Previous stop - Kreve Next stop - Kovno
Ninth stop - Vilna, Lithuania, home to none of my relatives but a lovely city in which to rest for a few days
By the time we got to Vilna (now called Vilnius) we were pretty wiped out. The heat in Poland and Belarus was physically challenging, as was being in so many places over such a short period of time. It was emotionally draining to visit the many sites of mass extermination and to witness the toll people and nature had taken on Jewish burial grounds. Vilna was the perfect place to take a breather.
It was a huge relief not to be in the baking sun anymore. We learned that the Lithuanian word for Lithuania is Lietuva, which means land of rain. The weather was similar to what we are accustomed to in San Francisco with one exception, the presence of amazing cumulus clouds. There was a downpour every three to five hours that flooded the old town streets and caused people to huddle in doorways for the 15 minutes or so that it lasted.
We had no particular agenda for our time in Vilna (I promised Susan and Oscar we wouldn’t visit any cemeteries). We explored the city, finding all sorts of interesting things but three things were memorable. It wasn’t until we were about to leave a museum that we figured out that it wasn’t the archeology museum that Susan had wanted to visit (that was around the corner). But we did get to see “Without a Homeland,” an exhibit about the forcible relocation of 18,000 Lithuanian men, women and children to Siberia in June 1941. Many of the men were placed in prisons and work camps while the others and the women and children faced living in the harsh climate with little food and inadequate shelter. Deportations continued after the war culminating in May 1948 when 40,000 people, including 12,000 children were taken from their homes. In 1940-1941 and 1945-1952 approximately 275,000 people were deported from Lithuania to Siberia. More than two thirds of the deported survived the deportation and work camps. By 1960 about 80,000 of these people returned to Lithuania. I suppose I had read about this before but it had never sunk in the way it did after seeing the exhibit.

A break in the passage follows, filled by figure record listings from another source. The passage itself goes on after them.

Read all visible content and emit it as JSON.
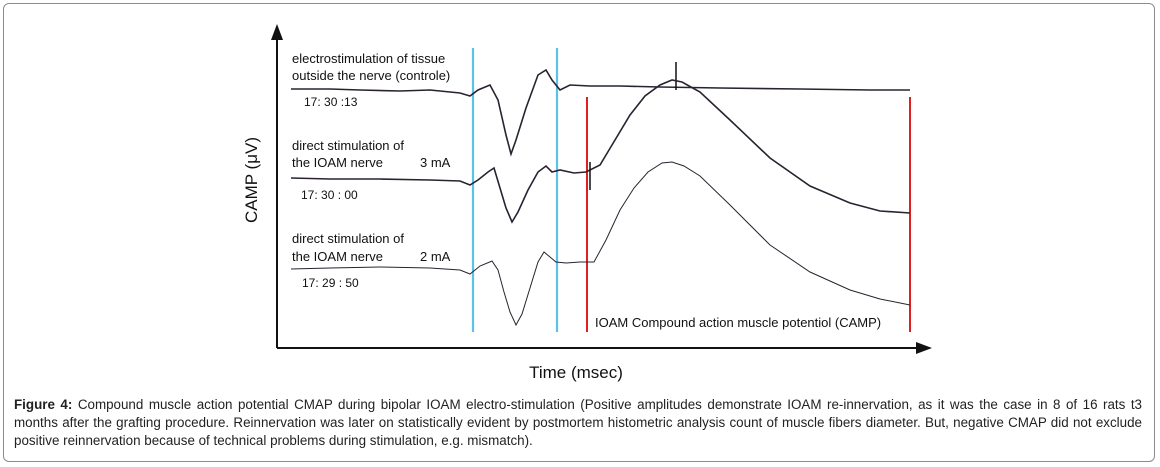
{
  "figure": {
    "y_axis_label": "CAMP (μV)",
    "x_axis_label": "Time (msec)",
    "traces": [
      {
        "label_line1": "electrostimulation of tissue",
        "label_line2": "outside the nerve (controle)",
        "time": "17: 30 :13",
        "current": ""
      },
      {
        "label_line1": "direct stimulation of",
        "label_line2": "the IOAM nerve",
        "time": "17: 30 : 00",
        "current": "3 mA"
      },
      {
        "label_line1": "direct stimulation of",
        "label_line2": "the IOAM nerve",
        "time": "17: 29 : 50",
        "current": "2 mA"
      }
    ],
    "camp_annotation": "IOAM Compound action muscle potentiol (CAMP)",
    "colors": {
      "marker_blue": "#5bc0ea",
      "marker_red": "#e02020",
      "trace": "#222222"
    }
  },
  "caption": {
    "label": "Figure 4:",
    "text": " Compound muscle action potential CMAP during bipolar IOAM electro-stimulation (Positive amplitudes demonstrate IOAM re-innervation, as it was the case in 8 of 16 rats t3 months after the grafting procedure. Reinnervation was later on statistically evident by postmortem histometric analysis count of muscle fibers diameter. But, negative CMAP did not exclude positive reinnervation because of technical problems during stimulation, e.g. mismatch)."
  }
}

From many points in the old part of Vilna, where we spent all of our time, you can see a spectacular example of Brutalist architecture – a huge, concrete Viking boat-like structure, on the banks of the Neris River. It looks abandoned, covered with graffiti, boarded up. We walked across the bridge and approached it, grass poking through the plaza and stairs leading up to it, feeling small next to its grandeur. We approached one of the few unboarded plate glass windows and peeked in to see children eating their lunches inside. What a surprise: the building looked abandoned, yet it was in use. We went up to a door and tiptoed in to see a group of high school musicians tuning up their instruments. We walked further in, down unlighted hallways, following the sound of voices. As we turned the corner, we saw a gigantic, cavernous room, a mega-gymnasium with adults and children apparently getting ready for a show or contest of some kind. It turns out that this was the Palace of Concerts and Sports (Sporto Rūmai), built in 1971 primarily as a venue for volleyball and basketball, and “closed” in 2004. It turns out that Lithuania is a nation of basketball fans; who knew? Sadly, I inadvertently broke my promise to Susan and Oscar for the Palace was built on the site of Vilna’s largest Jewish cemetery which had been demolished by the Soviets in the 1950s.

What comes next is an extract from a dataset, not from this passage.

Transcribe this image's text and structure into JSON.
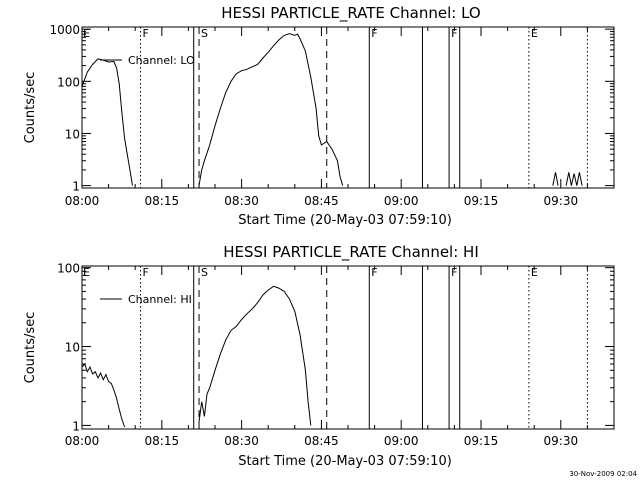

With the almost complete extermination of Eastern European Jews came the virtual extinction of the Yiddish language. Starting in the 1980s there has been an attempt to resurrect the language through new university-based instruction programs, by such groups as the Yiddish Book Center in Amherst, Massachusetts and by individuals like Ellen Cassedy. Vilna is one of the centers of this resurgence.
We were advised to attend a meeting of the Yiddish Literary Circle, a group that has met for the past 17 years. Not knowing what to expect, Oscar and I met there and took seats around a table with about four people in their 60s and 70s and one woman who appeared to be in her 20s. We were wondering what we had gotten ourselves into and fearing that it would be impossible to slip out unnoticed should it be unbearable when a large disheveled man with long, black stringy hair who was carrying all sorts of papers and books strode in and seated himself at the head of the table. This was our introduction to Dovid Katz, a larger than life man who has made it his life’s work to encourage the speaking and reading of Yiddish. It was a true pleasure to hear him speak and to admire the efforts of the participants to learn the language. He graciously gave me a wonderful map of the shetls in the area in which Lithuanian Yiddish was spoken.